“Steamboat Willie” (see above) was a landmark event in the history of film animation. It was the first time Mickey Mouse (or any other cartoon) had synchronized sound and image. Silent animation’s time was up. Disney studios became an empire. Its production of Snow White and the Seven Dwarfs (1937) brought in over $400 million (worldwide). Other successes would follow.

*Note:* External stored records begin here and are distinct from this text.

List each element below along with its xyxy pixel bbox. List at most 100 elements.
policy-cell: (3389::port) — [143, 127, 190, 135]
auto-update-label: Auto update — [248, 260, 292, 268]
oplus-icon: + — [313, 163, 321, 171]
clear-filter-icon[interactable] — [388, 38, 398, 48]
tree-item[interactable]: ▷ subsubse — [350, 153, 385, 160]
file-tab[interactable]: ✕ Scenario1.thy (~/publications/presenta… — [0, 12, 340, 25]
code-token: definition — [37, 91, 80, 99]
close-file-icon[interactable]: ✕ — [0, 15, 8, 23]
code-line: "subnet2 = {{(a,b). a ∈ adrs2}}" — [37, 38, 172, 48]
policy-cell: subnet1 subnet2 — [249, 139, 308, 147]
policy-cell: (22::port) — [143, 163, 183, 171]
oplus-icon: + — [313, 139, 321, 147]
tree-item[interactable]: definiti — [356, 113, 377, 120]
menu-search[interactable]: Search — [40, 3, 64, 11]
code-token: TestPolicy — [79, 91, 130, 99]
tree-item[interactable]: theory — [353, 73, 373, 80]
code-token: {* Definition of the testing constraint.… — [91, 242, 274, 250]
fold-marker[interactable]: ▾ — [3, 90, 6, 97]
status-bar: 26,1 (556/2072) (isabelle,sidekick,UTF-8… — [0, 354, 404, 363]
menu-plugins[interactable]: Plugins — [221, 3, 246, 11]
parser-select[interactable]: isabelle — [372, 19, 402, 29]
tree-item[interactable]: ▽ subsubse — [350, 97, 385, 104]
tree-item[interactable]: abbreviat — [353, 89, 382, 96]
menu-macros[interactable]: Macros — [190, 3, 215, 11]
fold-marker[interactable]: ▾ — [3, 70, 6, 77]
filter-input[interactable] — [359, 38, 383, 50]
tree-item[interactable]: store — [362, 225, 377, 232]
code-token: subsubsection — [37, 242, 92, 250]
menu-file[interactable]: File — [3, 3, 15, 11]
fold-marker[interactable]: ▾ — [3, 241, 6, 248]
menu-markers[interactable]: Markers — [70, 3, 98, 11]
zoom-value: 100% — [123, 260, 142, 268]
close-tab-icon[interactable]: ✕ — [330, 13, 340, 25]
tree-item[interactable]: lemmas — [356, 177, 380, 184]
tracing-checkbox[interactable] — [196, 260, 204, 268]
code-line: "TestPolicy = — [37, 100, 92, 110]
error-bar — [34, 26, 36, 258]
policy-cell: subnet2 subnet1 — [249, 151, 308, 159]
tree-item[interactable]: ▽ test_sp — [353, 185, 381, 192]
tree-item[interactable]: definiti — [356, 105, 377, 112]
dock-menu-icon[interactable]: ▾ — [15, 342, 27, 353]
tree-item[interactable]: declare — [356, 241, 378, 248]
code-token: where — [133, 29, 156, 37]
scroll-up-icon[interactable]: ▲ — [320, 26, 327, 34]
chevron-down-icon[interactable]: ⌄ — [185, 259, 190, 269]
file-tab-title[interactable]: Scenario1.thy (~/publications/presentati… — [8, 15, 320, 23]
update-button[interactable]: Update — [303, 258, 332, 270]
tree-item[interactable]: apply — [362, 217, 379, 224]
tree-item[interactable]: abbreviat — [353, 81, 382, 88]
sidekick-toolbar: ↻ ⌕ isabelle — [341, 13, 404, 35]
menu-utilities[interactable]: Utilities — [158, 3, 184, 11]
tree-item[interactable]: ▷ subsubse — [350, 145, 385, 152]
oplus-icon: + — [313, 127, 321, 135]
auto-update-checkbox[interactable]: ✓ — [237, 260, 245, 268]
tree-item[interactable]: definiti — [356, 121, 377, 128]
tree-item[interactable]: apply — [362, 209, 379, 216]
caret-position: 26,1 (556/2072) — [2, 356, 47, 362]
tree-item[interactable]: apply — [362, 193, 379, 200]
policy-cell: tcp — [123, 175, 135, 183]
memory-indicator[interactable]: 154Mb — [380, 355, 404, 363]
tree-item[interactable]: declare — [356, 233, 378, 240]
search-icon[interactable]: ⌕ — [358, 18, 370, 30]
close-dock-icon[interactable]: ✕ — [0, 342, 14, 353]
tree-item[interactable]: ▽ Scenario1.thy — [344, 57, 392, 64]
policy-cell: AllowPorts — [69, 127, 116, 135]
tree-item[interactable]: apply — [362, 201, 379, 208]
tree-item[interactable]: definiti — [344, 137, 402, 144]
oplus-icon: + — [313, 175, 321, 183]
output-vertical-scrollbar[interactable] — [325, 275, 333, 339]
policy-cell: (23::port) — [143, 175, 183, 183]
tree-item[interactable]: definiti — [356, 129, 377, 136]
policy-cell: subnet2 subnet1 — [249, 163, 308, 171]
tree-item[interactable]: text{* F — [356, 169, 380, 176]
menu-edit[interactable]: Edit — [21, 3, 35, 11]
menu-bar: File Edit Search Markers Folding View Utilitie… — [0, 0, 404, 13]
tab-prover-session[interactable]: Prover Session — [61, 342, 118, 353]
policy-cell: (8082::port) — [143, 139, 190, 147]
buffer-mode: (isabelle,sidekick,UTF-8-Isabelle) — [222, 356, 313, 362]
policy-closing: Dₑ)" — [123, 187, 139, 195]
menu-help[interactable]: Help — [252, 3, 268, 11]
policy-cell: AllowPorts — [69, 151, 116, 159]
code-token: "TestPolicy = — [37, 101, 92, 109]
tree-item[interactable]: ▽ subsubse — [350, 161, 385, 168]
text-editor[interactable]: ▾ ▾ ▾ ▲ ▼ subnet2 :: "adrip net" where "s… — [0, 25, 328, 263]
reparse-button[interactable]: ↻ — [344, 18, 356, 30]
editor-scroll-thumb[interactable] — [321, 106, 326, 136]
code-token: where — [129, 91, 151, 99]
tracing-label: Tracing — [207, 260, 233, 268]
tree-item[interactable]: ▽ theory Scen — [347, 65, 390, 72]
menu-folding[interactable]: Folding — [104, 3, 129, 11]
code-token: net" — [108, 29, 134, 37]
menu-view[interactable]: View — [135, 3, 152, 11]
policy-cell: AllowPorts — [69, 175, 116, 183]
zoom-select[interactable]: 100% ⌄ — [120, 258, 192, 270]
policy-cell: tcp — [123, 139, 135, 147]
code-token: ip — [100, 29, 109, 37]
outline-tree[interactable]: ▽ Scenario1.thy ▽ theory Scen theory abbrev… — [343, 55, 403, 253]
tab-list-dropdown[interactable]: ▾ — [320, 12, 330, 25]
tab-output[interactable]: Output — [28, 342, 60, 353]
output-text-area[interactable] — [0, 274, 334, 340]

Animated cartoons continued production. And in 2001, Academy Awards were given, for the first time, to the Best Animated Feature Film of the year. Since then, the Disney Animation Studios have won Oscars in that category 3 times. Their winners were: Frozen, Big Hero 6, and Zootopia. Five other studios have also won the award. One of my favorite animated films (Wallace and Gromit: The Curse of the Were-Rabbit) was produced by Aardman Animations (in England). Even Tim Burton gone a couple nominations for Best Animated Feature for his work. One was for another favorite of mine: Frankenweenie. (see below) (Yes, it was about a dog. No surprise there.)
But the big winner in this category has been Pixar. In the 16 years that Academy Awards have been given to the year’s best Animated Feature film, Pixar has been in the spotlight more often than anyone. They have received 11 nominations for Best Feature and have won an Oscar 9 times! These achievements have far surpassed any other film studio. Their 9 winning films were: Finding Nemo, The Incredibles, Ratatouille, WALL-E, Up (my favorite), Toy Story 3, Brave, Inside Out, Coco (see below).
Up (see below) featured my favorite animated character (Dug, the dog, who could talk –thanks to a special collar he wore). He and everyone else who has helped produce Pixar’s 20 animated films have brought in (for the company) a total of $ 13,149,500,000!!
It looks like –when it comes to producing Academy Award winning Animated Feature Films—the new dynasty, surpassing Disney and everyone else, is: Pixar! Surprise!
PS = What has been YOUR favorite Pixar film?